Website - 847-608-3100
Keywords: accessible, classes, Community/Cultural Center, Education, environment, exercise, historic center, local attraction, Nature, nature center, nature hikes, Other, outdoor, picnic, programs, state park, tours, tours/walks, visitor center, walks, wildlife
James 'Pate' Philip State Park's mission is to celebrate Illinois' natural history. In 1989, the Illinois General Assembly appropriated $10 million to the Illinois Department of Natural Resources for the acquisition of James 'Pate' Philip State Park. The goal was to blend the forest, marshland and grasslands of DuPage County's Pratt's Wayne Woods Forest Preserve to the south with the newly purchased conservation lands to the north. Establishment of native vegetation at James 'Pate' Philip State Park would create new opportunities for wildlife corridors and greenway connections to DuPage, Kane and Cook counties.

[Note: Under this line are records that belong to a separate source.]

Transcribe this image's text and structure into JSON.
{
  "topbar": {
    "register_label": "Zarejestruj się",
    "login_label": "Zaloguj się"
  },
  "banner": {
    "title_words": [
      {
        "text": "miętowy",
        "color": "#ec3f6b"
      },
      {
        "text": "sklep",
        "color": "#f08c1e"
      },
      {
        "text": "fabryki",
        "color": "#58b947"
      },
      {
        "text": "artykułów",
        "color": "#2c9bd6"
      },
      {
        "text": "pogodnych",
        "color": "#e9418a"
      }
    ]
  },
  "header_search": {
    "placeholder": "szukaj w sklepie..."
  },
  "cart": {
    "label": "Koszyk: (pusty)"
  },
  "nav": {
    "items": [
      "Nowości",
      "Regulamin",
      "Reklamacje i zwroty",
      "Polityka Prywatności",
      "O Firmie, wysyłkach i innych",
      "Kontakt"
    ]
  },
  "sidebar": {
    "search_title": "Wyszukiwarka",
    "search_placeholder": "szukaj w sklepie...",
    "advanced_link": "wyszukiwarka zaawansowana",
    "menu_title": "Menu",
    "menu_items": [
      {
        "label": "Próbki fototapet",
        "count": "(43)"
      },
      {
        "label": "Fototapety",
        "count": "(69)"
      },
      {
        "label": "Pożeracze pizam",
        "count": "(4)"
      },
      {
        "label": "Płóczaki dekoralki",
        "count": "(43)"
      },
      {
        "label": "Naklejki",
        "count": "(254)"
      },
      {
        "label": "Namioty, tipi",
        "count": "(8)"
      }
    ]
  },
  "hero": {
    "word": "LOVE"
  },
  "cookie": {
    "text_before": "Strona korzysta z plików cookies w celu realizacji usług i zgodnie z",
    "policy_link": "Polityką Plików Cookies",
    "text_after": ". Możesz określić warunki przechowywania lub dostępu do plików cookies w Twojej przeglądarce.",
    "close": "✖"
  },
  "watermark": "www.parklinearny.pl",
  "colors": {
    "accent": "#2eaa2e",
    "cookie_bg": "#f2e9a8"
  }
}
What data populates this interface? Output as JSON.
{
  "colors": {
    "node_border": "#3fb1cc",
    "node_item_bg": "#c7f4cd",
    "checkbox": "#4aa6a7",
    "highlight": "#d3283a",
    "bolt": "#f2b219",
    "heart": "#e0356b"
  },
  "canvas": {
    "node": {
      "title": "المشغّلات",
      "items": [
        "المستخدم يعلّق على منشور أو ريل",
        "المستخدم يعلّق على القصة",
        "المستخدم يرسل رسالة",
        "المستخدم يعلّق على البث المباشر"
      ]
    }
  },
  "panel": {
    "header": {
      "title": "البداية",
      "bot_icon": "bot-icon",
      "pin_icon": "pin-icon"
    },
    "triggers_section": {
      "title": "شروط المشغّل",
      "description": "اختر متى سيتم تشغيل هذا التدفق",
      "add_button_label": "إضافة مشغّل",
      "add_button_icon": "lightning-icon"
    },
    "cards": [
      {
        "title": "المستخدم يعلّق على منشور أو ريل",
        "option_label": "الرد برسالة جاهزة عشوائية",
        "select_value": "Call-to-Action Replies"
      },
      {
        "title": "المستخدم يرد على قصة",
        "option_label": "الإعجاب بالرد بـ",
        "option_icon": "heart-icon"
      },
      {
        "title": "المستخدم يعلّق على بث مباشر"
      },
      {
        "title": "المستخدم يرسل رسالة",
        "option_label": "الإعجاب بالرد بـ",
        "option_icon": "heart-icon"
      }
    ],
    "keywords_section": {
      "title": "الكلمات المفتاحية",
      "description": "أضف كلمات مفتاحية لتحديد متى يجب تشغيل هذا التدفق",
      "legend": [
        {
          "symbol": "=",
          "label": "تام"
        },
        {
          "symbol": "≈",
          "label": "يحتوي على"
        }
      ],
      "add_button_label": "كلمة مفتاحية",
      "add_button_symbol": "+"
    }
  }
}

In 1991, the Illinois Department of Natural Resources developed the Native Vegetation Restoration Plan to guide preliminary restoration activities at the site. Since most of the park's property was used for agricultural purposes, the plan called for the conversion of row crops to native vegetation where possible, the removal of cattle from pastureland, the removal of hedgerows, and the reintroduction of natural processes, such as fire, to the few remnant native plant communities that remain at the site.
In 1995, plans began for the construction of the new Region 2 Illinois Department of Natural Resources headquarters and the James 'Pate' Philip State Park Visitor Center. Construction began in the fall of 2000, and the park opened to the public in April of 2003. Today, the Forest Preserve District of DuPage County is actively involved in the operation of the visitor center and the management and restoration of the natural areas contained within the park.
Although the land and building are owned by the Illinois Department of Natural Resources in trust for all Illinois citizens, the park and visitor center are managed by the Forest Preserve District of DuPage County.
Native Americans were the first humans to inhabit the area that is now James 'Pate' Philip State Park. The French were the first Europeans to explore it. Farmers, factory and office workers, along with their families, soon followed, prospering but changing the landscape dramatically.
The park was once mainly wet, tallgrass prairie, rich with flowers and grasses and home to creatures from insects to bison. The Forest Preserve District of DuPage County's goal is to restore as fully as possible portions of natural ecosystems, including prairie, woodland and wetland. It's an ongoing effort, a work in progress. Visitors are invited to come back often and watch the restoration take shape.